The First Department has held that conclusory denial of receipt of a summons and complaint is insufficient to rebut the presumption of service (Country-Wide Ins. Co. v Power Supply, Inc., 179 A.D.3d 405 [1st Dept 2020]). Moreover, pursuant to CPLR 317, a defendant seeking vacatur must establish a meritorious defense {Castillo v 2460 Tiebout Ave. Associates, LLC, 209 A.D.3d 518 [1st Dept 2022]). Failure to adequately demonstrate a meritorious defense is fatal to a motion to vacate {Peacock v Kalikow, 239 A.D.2d 188 [1st Dept 1997]). The meritorious defense must be set forth in an affidavit from an individual with knowledge of the facts and must make sufficient factual allegations, not mere conclusory or vague assertions (id. at 190).

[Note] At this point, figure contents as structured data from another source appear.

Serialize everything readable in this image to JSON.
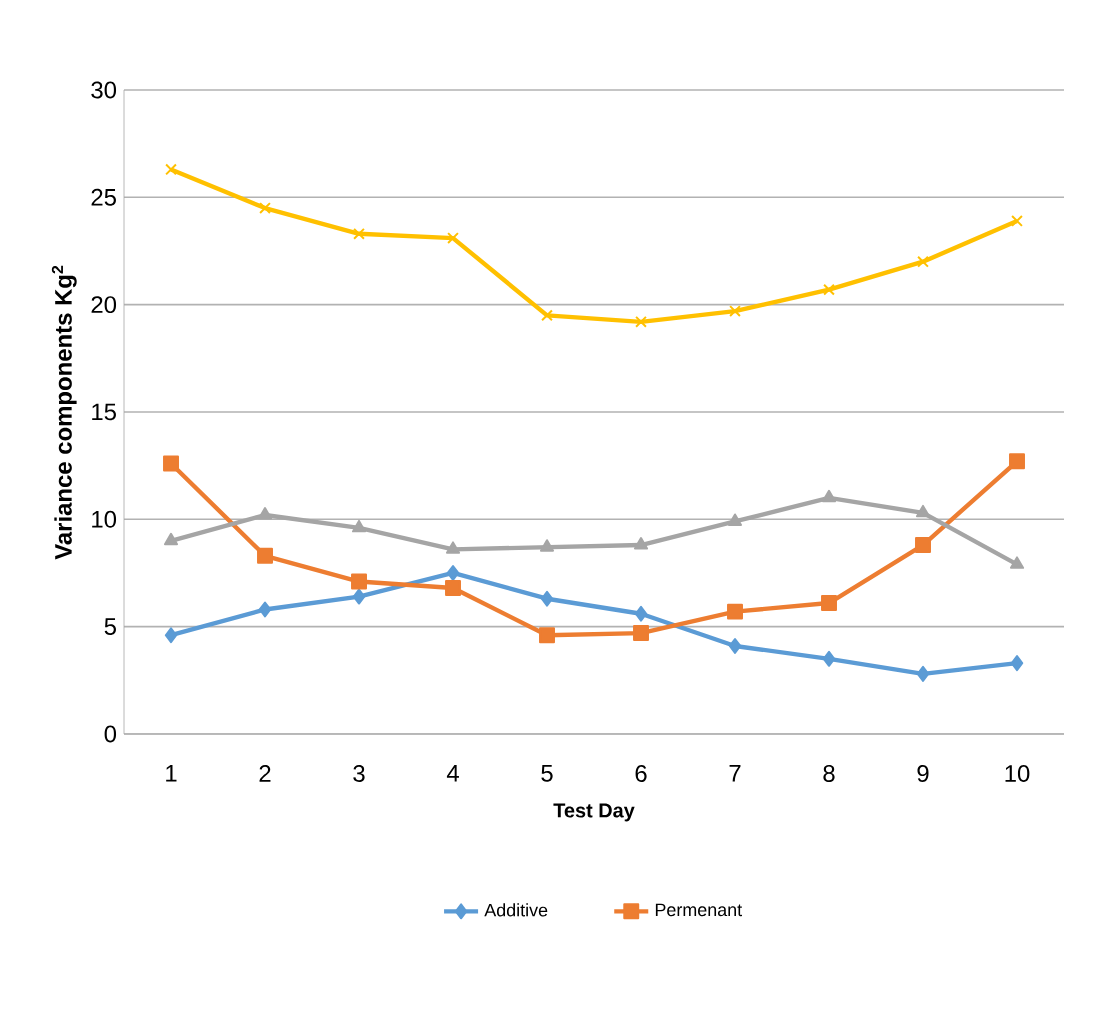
{
  "chart_data": {
    "type": "line",
    "xlabel": "Test Day",
    "ylabel": "Variance components Kg$^{2}$",
    "categories": [
      "1",
      "2",
      "3",
      "4",
      "5",
      "6",
      "7",
      "8",
      "9",
      "10"
    ],
    "series": [
      {
        "name": "Additive",
        "color": "#5b9bd5",
        "marker": "diamond",
        "values": [
          4.6,
          5.8,
          6.4,
          7.5,
          6.3,
          5.6,
          4.1,
          3.5,
          2.8,
          3.3
        ]
      },
      {
        "name": "Permenant",
        "color": "#ed7d31",
        "marker": "square",
        "values": [
          12.6,
          8.3,
          7.1,
          6.8,
          4.6,
          4.7,
          5.7,
          6.1,
          8.8,
          12.7
        ]
      },
      {
        "color": "#a5a5a5",
        "marker": "triangle",
        "values": [
          9.0,
          10.2,
          9.6,
          8.6,
          8.7,
          8.8,
          9.9,
          11.0,
          10.3,
          7.9
        ]
      },
      {
        "color": "#ffc000",
        "marker": "cross",
        "values": [
          26.3,
          24.5,
          23.3,
          23.1,
          19.5,
          19.2,
          19.7,
          20.7,
          22.0,
          23.9
        ]
      }
    ],
    "ylim": [
      0,
      30
    ],
    "yticks": [
      0,
      5,
      10,
      15,
      20,
      25,
      30
    ],
    "grid": "y",
    "legend": "bottom"
  }
}
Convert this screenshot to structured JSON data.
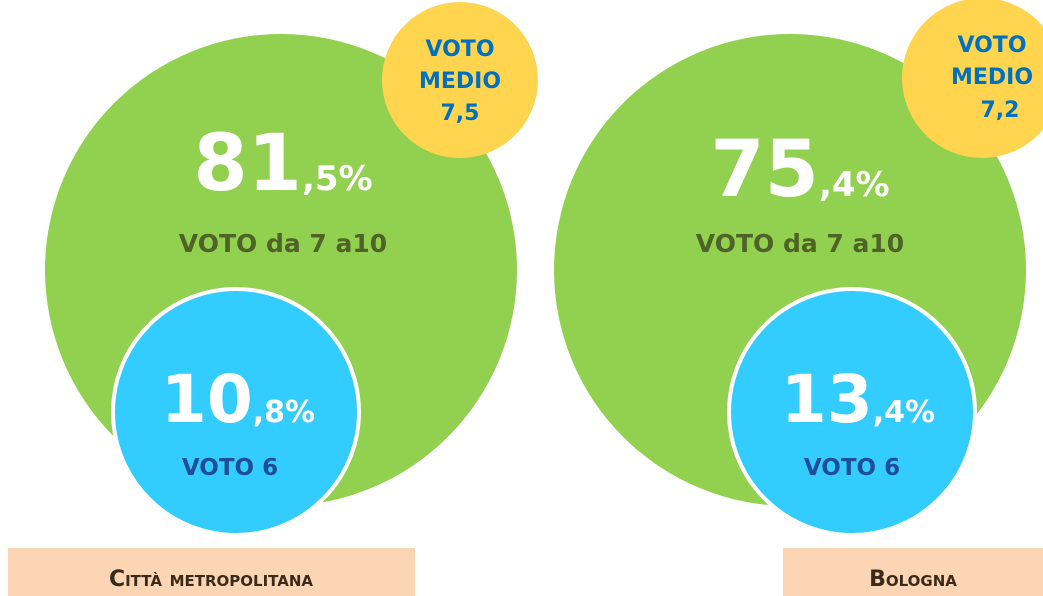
{
  "panels": [
    {
      "place": "Città metropolitana",
      "average": {
        "line1": "VOTO",
        "line2": "MEDIO",
        "value": "7,5"
      },
      "green": {
        "int": "81",
        "dec": ",5%",
        "label": "VOTO da 7 a10"
      },
      "blue": {
        "int": "10",
        "dec": ",8%",
        "label": "VOTO 6"
      }
    },
    {
      "place": "Bologna",
      "average": {
        "line1": "VOTO",
        "line2": "MEDIO",
        "value": "7,2"
      },
      "green": {
        "int": "75",
        "dec": ",4%",
        "label": "VOTO da 7 a10"
      },
      "blue": {
        "int": "13",
        "dec": ",4%",
        "label": "VOTO 6"
      }
    }
  ]
}
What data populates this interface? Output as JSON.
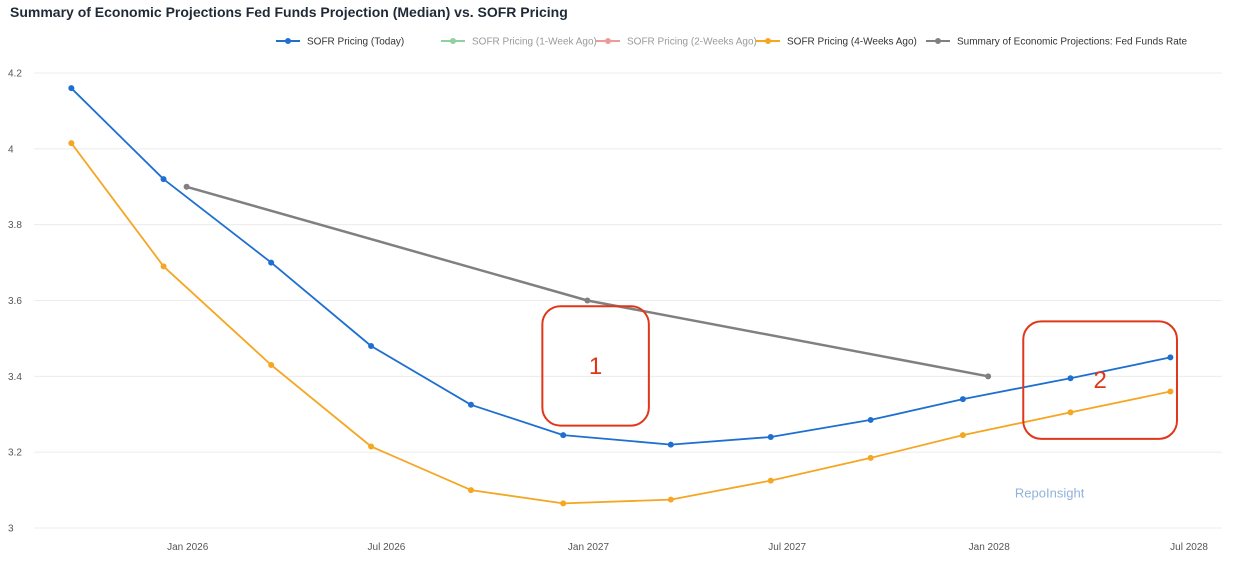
{
  "chart_data": {
    "type": "line",
    "title": "Summary of Economic Projections Fed Funds Projection (Median) vs. SOFR Pricing",
    "xlabel": "",
    "ylabel": "",
    "ylim": [
      3,
      4.2
    ],
    "yticks": [
      3,
      3.2,
      3.4,
      3.6,
      3.8,
      4,
      4.2
    ],
    "ytick_labels": [
      "3",
      "3.2",
      "3.4",
      "3.6",
      "3.8",
      "4",
      "4.2"
    ],
    "xlim": [
      "2025-08-14",
      "2028-07-31"
    ],
    "xticks": [
      {
        "date": "2026-01-01",
        "label": "Jan 2026"
      },
      {
        "date": "2026-07-01",
        "label": "Jul 2026"
      },
      {
        "date": "2027-01-01",
        "label": "Jan 2027"
      },
      {
        "date": "2027-07-01",
        "label": "Jul 2027"
      },
      {
        "date": "2028-01-01",
        "label": "Jan 2028"
      },
      {
        "date": "2028-07-01",
        "label": "Jul 2028"
      }
    ],
    "grid": true,
    "legend": "top",
    "series": [
      {
        "name": "SOFR Pricing (Today)",
        "color": "#1f6fd1",
        "visible": true,
        "x": [
          "2025-09-17",
          "2025-12-10",
          "2026-03-18",
          "2026-06-17",
          "2026-09-16",
          "2026-12-09",
          "2027-03-17",
          "2027-06-16",
          "2027-09-15",
          "2027-12-08",
          "2028-03-15",
          "2028-06-14"
        ],
        "y": [
          4.16,
          3.92,
          3.7,
          3.48,
          3.325,
          3.245,
          3.22,
          3.24,
          3.285,
          3.34,
          3.395,
          3.45
        ]
      },
      {
        "name": "SOFR Pricing (1-Week Ago)",
        "color": "#8fd19e",
        "visible": false,
        "x": [],
        "y": []
      },
      {
        "name": "SOFR Pricing (2-Weeks Ago)",
        "color": "#ef9a9a",
        "visible": false,
        "x": [],
        "y": []
      },
      {
        "name": "SOFR Pricing (4-Weeks Ago)",
        "color": "#f5a623",
        "visible": true,
        "x": [
          "2025-09-17",
          "2025-12-10",
          "2026-03-18",
          "2026-06-17",
          "2026-09-16",
          "2026-12-09",
          "2027-03-17",
          "2027-06-16",
          "2027-09-15",
          "2027-12-08",
          "2028-03-15",
          "2028-06-14"
        ],
        "y": [
          4.015,
          3.69,
          3.43,
          3.215,
          3.1,
          3.065,
          3.075,
          3.125,
          3.185,
          3.245,
          3.305,
          3.36
        ]
      },
      {
        "name": "Summary of Economic Projections: Fed Funds Rate",
        "color": "#808080",
        "visible": true,
        "x": [
          "2025-12-31",
          "2026-12-31",
          "2027-12-31"
        ],
        "y": [
          3.9,
          3.6,
          3.4
        ]
      }
    ],
    "annotations": [
      {
        "label": "1",
        "x_range": [
          "2026-11-20",
          "2027-02-25"
        ],
        "y_range": [
          3.27,
          3.585
        ]
      },
      {
        "label": "2",
        "x_range": [
          "2028-02-01",
          "2028-06-20"
        ],
        "y_range": [
          3.235,
          3.545
        ]
      }
    ],
    "watermark": "RepoInsight",
    "watermark_position": {
      "x": "2028-02-25",
      "y": 3.08
    }
  }
}
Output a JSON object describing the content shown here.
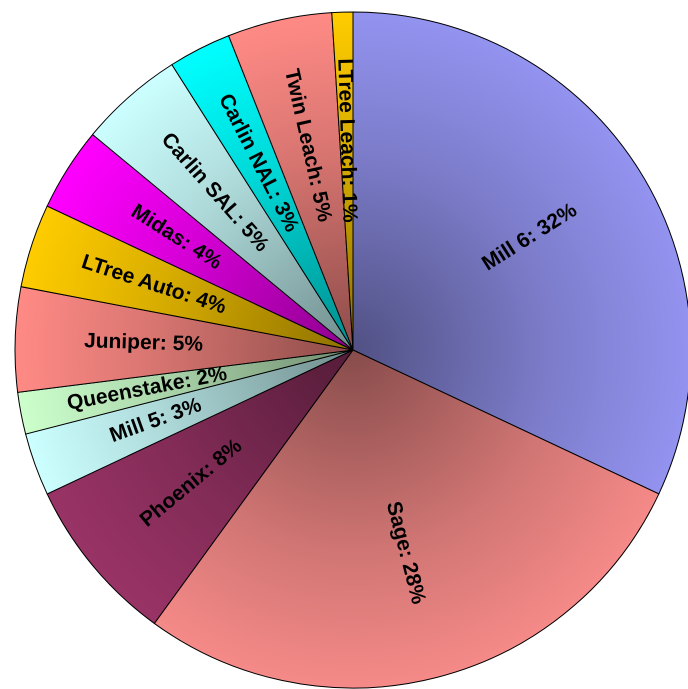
{
  "chart_data": {
    "type": "pie",
    "values": [
      32,
      28,
      8,
      3,
      2,
      5,
      4,
      4,
      5,
      3,
      5,
      1
    ],
    "value_labels": [
      "Mill 6: 32%",
      "Sage: 28%",
      "Phoenix: 8%",
      "Mill 5: 3%",
      "Queenstake: 2%",
      "Juniper: 5%",
      "LTree Auto: 4%",
      "Midas: 4%",
      "Carlin SAL: 5%",
      "Carlin NAL: 3%",
      "Twin Leach: 5%",
      "LTree Leach: 1%"
    ],
    "colors": [
      "#9393f0",
      "#f58a88",
      "#993366",
      "#ccffff",
      "#ccffcc",
      "#ff8a85",
      "#ffcc00",
      "#ff00ff",
      "#ccffff",
      "#00ffff",
      "#ff8a85",
      "#ffcc00"
    ]
  }
}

Here, the affidavits of Mr. De La Cruz-Ramos and Mr. Mosquea do not address their defenses to Plaintiffs claims at all but merely assert they did not receive notice of the summons and complaint. The failure to provide a meritorious defense, set forth with factual assertions, is insufficient to vacate default. Failure to subscribe an EUO transcript constitutes a violation of a condition precedent to coverage and neither Movant addresses this alleged breach in any of their moving papers (Hertz Vehicles, LLC v Best Touch PT, P.C., 162 A.D.3d 617 [1st Dept 2018]). Therefore, vacating default pursuant to CPLR 317 or 5015 would be inappropriate and contrary to the CPLR and binding precedent. Movants arguments that there were insufficient affidavits of nonmilitary service is meritless as they were annexed to Plaintiffs motion for default judgment (see NYSCEF Doc. 66). Thus, the motion is denied.
Accordingly, it is hereby, ORDERED that Defendants Wandy De La Cruz-Ramos and Edward Mosquea's motion seeking to vacate the default judgment entered against them is denied; and it is further
ORDERED that within ten days of entry, counsel for Plaintiff shall serve a copy of this Decision and Order, with notice of entry, on all parties via NYSCEF.
This constitutes the Decision and Order of the Court.